Living in a region which will be greatly affected by global warming, Indonesia must conceptualize strategic and defense thinking to face these new threats.

Rising sea levels will effect coastal areas in the Asia Pacific, across which some five million people live in low lying coastal perimeters.

Scientists believe a 50-centimeter rise in sea levels will cause a 50-meter coastline retreat in low-lying areas.

As a country with the world's third largest coastline (54,700 kilometers) and with 85 percent of its population living within 100 kilometers of the coast, the shifting demographics likely to occur in Indonesia caused by rising seas is precarious.

One of the first contingencies Indonesia must prepare in the coming decade is the chaotic events of a large-scale displacement of people.

Imagine rising sea levels inundating traditional coastal farming areas such as those in Karawang and Subang regencies, while low lying basins like Citarum could see cropland flooded.

Large shifts in migration almost always bring societal tensions.

A second challenge is one to our territorial waters.

If Indonesia was so worried about the creeping jurisdiction of Singapore's land reclamation projects, has the country also begun auditing the loss of strategic islands due to rising seas which may alter the borders recognized in the archipelagic concept?

Let us not forget State Minister of Environment Rachmat Witoelar's foreboding remark last year: 2,000 small islands could be submerged in two decades.

The Kyoto Protocol and the Climate Change Conference in Bali are worthy preventive measures to reduce climate change.

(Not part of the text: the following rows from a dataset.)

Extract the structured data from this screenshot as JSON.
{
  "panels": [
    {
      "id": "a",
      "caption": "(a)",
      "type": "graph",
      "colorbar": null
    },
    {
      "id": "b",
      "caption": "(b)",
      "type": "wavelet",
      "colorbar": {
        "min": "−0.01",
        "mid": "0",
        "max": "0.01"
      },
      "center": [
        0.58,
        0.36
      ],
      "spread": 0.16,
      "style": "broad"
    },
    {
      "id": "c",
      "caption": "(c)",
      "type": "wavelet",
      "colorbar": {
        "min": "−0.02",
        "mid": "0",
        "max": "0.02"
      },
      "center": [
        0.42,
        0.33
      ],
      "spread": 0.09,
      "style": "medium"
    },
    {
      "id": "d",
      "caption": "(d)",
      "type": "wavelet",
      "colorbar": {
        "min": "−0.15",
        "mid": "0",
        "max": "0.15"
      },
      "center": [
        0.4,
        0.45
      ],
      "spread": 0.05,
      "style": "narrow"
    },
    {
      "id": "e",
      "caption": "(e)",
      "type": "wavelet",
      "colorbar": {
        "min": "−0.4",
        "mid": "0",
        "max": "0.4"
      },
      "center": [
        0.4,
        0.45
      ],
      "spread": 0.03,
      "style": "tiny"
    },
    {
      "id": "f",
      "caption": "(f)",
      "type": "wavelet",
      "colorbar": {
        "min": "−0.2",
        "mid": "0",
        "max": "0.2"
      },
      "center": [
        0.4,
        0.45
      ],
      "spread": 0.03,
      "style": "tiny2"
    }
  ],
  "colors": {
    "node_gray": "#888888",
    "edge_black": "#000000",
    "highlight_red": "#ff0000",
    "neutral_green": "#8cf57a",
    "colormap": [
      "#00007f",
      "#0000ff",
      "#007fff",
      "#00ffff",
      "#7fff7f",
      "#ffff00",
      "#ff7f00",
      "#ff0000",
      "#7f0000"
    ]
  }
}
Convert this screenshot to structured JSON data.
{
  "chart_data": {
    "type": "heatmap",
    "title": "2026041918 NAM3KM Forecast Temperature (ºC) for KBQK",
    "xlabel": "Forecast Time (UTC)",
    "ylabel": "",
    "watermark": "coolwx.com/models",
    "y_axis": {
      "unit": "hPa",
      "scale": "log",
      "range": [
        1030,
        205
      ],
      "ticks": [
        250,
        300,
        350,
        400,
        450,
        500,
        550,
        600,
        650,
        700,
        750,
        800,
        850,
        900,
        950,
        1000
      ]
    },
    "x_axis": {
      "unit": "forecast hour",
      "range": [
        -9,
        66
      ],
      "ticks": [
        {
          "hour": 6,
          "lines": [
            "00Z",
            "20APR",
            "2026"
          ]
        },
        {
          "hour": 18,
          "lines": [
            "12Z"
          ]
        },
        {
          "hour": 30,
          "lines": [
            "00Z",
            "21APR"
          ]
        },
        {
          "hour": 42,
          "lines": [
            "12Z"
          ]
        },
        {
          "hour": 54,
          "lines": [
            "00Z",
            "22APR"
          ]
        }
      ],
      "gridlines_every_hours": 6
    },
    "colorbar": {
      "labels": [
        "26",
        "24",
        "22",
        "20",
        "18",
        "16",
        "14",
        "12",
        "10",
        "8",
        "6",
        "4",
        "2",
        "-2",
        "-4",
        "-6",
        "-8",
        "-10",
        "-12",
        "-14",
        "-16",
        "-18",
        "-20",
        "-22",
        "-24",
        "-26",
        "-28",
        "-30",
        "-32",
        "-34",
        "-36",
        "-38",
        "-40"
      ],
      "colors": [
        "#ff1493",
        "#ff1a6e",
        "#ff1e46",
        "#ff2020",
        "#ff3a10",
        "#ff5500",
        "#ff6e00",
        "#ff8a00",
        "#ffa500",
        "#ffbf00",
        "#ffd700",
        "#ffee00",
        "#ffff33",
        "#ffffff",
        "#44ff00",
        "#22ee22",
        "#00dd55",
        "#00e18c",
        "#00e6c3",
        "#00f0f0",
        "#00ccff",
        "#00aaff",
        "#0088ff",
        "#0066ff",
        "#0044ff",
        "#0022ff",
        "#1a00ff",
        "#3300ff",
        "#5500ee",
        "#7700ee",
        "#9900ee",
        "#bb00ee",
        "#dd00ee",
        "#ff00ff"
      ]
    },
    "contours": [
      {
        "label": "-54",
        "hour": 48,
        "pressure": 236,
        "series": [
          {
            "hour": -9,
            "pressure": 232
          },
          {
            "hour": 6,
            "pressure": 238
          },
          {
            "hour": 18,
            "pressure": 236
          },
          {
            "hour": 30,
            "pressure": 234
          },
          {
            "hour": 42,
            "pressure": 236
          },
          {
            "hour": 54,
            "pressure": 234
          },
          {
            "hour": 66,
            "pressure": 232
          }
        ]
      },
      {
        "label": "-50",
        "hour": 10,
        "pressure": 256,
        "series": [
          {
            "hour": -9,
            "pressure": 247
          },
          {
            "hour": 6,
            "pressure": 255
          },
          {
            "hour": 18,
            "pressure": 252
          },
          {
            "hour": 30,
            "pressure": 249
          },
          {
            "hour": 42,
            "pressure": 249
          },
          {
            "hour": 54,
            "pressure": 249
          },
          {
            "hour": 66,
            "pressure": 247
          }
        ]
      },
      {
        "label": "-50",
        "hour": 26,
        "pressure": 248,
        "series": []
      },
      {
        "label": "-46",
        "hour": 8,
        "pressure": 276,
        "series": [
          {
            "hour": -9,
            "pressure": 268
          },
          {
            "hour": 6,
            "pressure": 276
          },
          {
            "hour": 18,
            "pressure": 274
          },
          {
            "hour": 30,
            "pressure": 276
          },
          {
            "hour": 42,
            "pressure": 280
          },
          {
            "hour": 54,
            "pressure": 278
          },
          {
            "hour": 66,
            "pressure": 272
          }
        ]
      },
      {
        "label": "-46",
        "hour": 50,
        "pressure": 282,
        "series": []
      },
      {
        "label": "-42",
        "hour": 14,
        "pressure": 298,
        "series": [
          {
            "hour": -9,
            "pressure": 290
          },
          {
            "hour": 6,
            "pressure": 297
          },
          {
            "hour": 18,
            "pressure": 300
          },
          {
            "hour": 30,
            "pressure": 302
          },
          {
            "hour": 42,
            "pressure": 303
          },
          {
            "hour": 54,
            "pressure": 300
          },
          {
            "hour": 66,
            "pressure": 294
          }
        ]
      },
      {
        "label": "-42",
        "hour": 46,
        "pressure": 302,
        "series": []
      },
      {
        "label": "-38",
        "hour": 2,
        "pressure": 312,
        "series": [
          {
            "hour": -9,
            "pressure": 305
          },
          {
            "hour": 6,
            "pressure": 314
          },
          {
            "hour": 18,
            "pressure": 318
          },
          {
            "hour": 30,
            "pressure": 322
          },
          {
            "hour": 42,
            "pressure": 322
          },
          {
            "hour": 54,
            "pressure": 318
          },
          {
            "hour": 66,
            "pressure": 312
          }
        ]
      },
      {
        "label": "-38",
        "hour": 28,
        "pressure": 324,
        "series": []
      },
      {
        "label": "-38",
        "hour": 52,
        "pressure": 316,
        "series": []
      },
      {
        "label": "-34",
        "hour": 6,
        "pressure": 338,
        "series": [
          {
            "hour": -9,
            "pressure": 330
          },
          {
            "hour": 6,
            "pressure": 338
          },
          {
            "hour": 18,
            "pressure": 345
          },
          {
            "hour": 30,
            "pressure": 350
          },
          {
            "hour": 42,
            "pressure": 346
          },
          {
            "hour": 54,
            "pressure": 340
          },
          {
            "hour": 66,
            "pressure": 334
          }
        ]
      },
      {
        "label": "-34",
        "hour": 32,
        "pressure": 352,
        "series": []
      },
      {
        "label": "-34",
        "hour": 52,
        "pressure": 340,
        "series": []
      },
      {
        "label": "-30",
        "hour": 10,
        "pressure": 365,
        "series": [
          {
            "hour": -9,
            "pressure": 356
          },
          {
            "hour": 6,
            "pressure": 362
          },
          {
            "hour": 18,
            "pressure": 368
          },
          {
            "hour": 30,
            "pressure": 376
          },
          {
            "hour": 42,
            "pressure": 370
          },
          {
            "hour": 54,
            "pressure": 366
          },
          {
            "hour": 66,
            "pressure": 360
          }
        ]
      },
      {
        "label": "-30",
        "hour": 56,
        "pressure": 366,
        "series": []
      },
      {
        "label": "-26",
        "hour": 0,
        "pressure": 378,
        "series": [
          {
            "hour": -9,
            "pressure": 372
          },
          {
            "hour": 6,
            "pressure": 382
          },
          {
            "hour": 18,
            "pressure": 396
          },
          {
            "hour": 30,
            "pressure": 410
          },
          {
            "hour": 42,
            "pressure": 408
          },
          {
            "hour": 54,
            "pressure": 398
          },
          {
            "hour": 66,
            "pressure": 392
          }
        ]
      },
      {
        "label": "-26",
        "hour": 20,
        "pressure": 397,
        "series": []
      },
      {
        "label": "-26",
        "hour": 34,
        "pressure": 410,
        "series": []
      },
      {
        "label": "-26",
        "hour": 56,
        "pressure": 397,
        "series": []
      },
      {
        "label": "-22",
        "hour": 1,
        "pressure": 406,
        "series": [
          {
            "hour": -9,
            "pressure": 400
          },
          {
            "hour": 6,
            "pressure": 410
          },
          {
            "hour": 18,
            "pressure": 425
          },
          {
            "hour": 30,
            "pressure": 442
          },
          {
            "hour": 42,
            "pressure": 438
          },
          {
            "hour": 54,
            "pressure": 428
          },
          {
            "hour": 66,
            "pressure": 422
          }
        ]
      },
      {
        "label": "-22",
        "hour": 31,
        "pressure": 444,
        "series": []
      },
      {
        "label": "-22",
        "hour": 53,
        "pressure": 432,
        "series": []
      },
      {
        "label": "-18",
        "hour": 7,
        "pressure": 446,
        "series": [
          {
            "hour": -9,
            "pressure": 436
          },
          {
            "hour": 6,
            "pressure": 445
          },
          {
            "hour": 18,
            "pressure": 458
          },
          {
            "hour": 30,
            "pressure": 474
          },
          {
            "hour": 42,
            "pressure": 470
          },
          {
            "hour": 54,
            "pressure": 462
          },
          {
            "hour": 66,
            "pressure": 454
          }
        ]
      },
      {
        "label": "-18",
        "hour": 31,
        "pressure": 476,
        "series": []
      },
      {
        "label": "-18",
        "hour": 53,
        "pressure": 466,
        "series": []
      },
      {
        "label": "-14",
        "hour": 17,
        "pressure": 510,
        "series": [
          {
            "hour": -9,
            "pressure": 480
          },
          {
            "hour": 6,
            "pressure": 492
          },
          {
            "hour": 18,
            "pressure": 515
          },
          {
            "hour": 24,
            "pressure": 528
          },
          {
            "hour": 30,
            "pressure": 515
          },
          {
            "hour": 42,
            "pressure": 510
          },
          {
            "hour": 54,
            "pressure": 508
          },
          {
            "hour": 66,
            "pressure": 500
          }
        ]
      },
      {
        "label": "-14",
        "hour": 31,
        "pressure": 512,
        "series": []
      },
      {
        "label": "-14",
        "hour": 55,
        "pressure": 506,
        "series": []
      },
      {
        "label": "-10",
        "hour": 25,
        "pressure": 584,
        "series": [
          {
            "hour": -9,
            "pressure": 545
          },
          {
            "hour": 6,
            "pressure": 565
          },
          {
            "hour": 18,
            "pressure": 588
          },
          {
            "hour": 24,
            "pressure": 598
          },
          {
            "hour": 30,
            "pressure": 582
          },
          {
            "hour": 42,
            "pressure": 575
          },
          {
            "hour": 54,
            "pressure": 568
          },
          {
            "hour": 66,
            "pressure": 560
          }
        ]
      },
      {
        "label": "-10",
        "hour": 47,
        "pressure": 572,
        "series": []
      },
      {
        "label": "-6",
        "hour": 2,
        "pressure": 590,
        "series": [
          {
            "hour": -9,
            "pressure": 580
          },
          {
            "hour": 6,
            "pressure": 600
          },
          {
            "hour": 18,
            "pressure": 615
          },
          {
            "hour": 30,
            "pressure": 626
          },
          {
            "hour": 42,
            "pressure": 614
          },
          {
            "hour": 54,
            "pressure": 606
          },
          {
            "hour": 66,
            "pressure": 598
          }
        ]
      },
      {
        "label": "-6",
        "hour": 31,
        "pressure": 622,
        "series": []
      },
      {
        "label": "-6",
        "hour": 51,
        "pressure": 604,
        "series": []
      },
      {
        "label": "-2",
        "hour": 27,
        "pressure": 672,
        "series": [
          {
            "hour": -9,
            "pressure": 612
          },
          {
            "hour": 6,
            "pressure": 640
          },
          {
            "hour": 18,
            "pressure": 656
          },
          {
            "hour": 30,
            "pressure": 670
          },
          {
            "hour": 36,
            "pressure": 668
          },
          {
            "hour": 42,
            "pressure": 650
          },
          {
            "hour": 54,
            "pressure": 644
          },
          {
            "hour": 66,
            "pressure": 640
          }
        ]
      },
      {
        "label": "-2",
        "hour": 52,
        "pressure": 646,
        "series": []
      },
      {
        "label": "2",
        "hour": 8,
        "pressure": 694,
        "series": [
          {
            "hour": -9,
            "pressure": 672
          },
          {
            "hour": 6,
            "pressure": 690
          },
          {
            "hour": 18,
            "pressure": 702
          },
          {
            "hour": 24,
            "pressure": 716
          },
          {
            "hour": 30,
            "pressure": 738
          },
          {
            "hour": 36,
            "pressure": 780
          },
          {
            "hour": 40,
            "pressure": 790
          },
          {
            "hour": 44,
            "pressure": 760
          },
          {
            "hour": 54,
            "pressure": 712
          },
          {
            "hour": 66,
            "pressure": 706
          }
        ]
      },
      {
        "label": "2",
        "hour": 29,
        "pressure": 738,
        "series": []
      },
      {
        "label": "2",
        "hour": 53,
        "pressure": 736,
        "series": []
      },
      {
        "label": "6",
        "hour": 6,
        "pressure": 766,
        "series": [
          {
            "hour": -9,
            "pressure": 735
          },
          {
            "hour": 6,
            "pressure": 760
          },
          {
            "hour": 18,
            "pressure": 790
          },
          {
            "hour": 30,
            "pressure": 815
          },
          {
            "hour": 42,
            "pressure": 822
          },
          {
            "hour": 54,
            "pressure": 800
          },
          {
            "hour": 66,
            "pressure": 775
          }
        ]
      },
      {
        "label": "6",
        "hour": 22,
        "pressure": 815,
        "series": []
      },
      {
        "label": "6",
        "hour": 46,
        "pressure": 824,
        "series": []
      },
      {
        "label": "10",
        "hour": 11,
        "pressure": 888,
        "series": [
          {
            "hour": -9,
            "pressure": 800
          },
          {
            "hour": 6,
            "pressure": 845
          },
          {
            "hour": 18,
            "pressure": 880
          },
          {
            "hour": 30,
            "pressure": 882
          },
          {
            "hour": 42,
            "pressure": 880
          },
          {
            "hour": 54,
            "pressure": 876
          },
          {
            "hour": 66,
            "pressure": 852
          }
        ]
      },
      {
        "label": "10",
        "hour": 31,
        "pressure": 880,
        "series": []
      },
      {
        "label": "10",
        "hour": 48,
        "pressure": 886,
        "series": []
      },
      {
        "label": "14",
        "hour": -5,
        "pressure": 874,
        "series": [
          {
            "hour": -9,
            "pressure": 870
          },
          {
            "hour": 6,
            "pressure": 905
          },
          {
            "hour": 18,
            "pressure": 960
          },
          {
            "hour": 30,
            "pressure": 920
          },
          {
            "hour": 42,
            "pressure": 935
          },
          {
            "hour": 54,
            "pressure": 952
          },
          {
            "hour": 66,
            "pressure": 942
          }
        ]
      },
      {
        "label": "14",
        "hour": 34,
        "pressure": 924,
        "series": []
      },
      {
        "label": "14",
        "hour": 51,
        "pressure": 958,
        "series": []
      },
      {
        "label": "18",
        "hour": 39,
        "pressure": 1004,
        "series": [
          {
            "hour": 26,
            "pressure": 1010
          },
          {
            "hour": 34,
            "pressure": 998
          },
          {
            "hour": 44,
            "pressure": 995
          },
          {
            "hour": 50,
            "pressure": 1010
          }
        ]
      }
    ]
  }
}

But occur it will.

As a country saddling global warming's equatorial tension belt, Indonesian security thinkers need to invest in ideas which ultimately provide security-based policy options to contain likely tensions and shifting regional power trends before it is too late.

The author, a staff writer with The Jakarta Post, is currently studying at Harvard University as a research fellow with the Weatherhead Center for International Affairs.